Another coalition partner, the New Left, includes some former members of the pre-1989 Communist party but increasingly a new generation of younger progressives. It stresses support for women's and LGBTQ+ rights and for fighting climate change.

“Today we are sending an important signal to Europe and the world,” said New Left co-chairman Robert Biedron. “Poland is returning to the democratic, law-abiding map of Europe and the world that respects human rights.”

His fellow co-chair, Wlodzimierz Czarzasty, acknowledged that the coalition agreement would require a lot of compromise and that his group would not get everything it wants. Still, he expressed satisfaction that the left appeared poised to return to government for the first time in 18 years.

The mood among the parties appeared amicable. They all stressed that they had cooperated well so far and intended to continue despite not agreeing on every issue.

“We have a plan, we have a program for Poland, we have an idea of how to offer our children a Poland better than we found it," the Polish People’s Party leader, Wladyslaw Kosiniak-Kamysz, said. “This is our sacred commitment, this is our great determination, and we will keep it.”

Law and Justice sought to disparage the pact.

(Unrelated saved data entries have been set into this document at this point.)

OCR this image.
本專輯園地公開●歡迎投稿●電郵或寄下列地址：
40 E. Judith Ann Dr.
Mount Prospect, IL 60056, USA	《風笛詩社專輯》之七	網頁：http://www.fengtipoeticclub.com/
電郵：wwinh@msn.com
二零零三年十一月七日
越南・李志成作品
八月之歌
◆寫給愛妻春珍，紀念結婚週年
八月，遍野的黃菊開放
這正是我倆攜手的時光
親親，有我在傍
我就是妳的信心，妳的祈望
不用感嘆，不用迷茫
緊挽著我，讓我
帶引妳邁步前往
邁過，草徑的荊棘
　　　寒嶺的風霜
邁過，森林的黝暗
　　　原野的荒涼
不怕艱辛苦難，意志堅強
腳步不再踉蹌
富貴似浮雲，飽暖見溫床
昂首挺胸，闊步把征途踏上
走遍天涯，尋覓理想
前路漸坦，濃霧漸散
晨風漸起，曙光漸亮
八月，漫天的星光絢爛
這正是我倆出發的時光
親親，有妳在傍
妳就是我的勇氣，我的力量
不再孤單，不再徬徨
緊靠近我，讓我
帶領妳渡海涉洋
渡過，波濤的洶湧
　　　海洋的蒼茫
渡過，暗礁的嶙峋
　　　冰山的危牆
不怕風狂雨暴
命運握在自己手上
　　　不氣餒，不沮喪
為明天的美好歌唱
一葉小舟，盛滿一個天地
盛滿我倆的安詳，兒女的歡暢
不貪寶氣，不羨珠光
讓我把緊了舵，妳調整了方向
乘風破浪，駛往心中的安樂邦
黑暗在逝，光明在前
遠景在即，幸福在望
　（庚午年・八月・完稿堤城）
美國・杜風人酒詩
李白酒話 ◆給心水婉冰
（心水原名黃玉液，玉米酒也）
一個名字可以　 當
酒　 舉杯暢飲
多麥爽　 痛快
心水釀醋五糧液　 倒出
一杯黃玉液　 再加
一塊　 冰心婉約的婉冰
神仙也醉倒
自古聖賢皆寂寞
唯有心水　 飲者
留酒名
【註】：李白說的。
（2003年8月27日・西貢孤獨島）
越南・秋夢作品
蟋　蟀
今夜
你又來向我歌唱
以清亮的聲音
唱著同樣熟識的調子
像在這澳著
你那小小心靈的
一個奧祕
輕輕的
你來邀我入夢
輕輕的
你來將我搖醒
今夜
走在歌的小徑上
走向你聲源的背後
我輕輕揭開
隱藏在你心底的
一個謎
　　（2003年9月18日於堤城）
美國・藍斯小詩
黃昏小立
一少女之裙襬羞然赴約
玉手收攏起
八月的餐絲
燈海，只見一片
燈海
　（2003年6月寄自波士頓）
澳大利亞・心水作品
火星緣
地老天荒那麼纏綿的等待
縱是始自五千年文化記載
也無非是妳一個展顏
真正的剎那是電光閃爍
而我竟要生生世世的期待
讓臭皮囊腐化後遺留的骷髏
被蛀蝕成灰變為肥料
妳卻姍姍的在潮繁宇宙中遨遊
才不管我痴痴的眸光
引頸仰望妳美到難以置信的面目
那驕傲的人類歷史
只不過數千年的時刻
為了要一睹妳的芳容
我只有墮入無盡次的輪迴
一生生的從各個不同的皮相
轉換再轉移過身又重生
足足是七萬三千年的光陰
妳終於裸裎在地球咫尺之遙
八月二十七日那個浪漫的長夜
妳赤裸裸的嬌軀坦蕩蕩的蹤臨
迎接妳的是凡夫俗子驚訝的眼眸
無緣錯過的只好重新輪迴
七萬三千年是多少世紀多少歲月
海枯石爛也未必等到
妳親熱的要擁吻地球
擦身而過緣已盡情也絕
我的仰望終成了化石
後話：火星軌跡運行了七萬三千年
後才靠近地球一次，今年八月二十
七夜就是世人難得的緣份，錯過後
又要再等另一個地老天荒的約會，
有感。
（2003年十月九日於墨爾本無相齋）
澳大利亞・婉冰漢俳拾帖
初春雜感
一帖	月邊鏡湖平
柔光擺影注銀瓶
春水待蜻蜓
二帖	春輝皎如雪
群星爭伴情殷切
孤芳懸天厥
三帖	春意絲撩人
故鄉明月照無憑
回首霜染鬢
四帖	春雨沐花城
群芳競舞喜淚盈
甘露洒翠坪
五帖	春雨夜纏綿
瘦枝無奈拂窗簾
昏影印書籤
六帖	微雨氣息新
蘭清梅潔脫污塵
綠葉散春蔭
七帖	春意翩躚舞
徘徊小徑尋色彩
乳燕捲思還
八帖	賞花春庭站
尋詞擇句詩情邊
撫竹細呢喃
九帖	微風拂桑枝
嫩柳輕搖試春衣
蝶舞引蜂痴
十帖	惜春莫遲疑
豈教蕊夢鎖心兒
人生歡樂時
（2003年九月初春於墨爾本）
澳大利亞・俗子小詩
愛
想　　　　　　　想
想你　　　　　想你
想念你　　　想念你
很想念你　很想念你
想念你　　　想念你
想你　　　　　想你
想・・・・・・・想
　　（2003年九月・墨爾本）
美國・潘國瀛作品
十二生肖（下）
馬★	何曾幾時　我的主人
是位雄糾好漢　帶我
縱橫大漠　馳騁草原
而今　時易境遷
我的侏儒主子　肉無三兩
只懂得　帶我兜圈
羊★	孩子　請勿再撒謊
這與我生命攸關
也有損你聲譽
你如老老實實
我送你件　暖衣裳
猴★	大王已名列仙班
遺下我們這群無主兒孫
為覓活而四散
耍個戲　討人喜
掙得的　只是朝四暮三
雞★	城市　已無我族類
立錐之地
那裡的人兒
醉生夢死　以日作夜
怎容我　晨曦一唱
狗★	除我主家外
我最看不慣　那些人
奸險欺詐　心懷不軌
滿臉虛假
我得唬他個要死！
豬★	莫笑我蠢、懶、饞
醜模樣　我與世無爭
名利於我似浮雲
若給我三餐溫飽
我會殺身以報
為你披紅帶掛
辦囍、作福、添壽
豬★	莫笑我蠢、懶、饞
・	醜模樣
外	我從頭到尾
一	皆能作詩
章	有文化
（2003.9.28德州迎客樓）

Prime Minister Mateusz Morawiecki alleged on social media that Tusk's party was seeking to control its partners and that the agreement “is not a prediction of a coalition of equal partners who have a vision and knowledge and who know how to respond to the challenges facing Poland.”

Another party member, Beata Mazurek, noted there were no women signing the agreement, although the coalition has vowed to improve the situation of women.

The newly elected legislature — the lower house, the Sejm, and the upper house, the Senate — will meet for the first time Monday.

The agreement states that Holownia will be the speaker of the lower house for the first half of the parliament's four-year term, followed by Czarzasty for the second half. Tusk's deputy prime ministers would be Kosiniak-Kamysz and Krzysztof Gawkowski, from the New Left.

According to the constitution, Morawiecki will have two weeks to present a Cabinet to the president, and then two more to present it to the Sejm, deliver a policy speech and face a confidence vote. If he fails, as is expected, the Sejm will then have a chance to present Tusk as its candidate to form the government. Duda has indicated he would endorse him.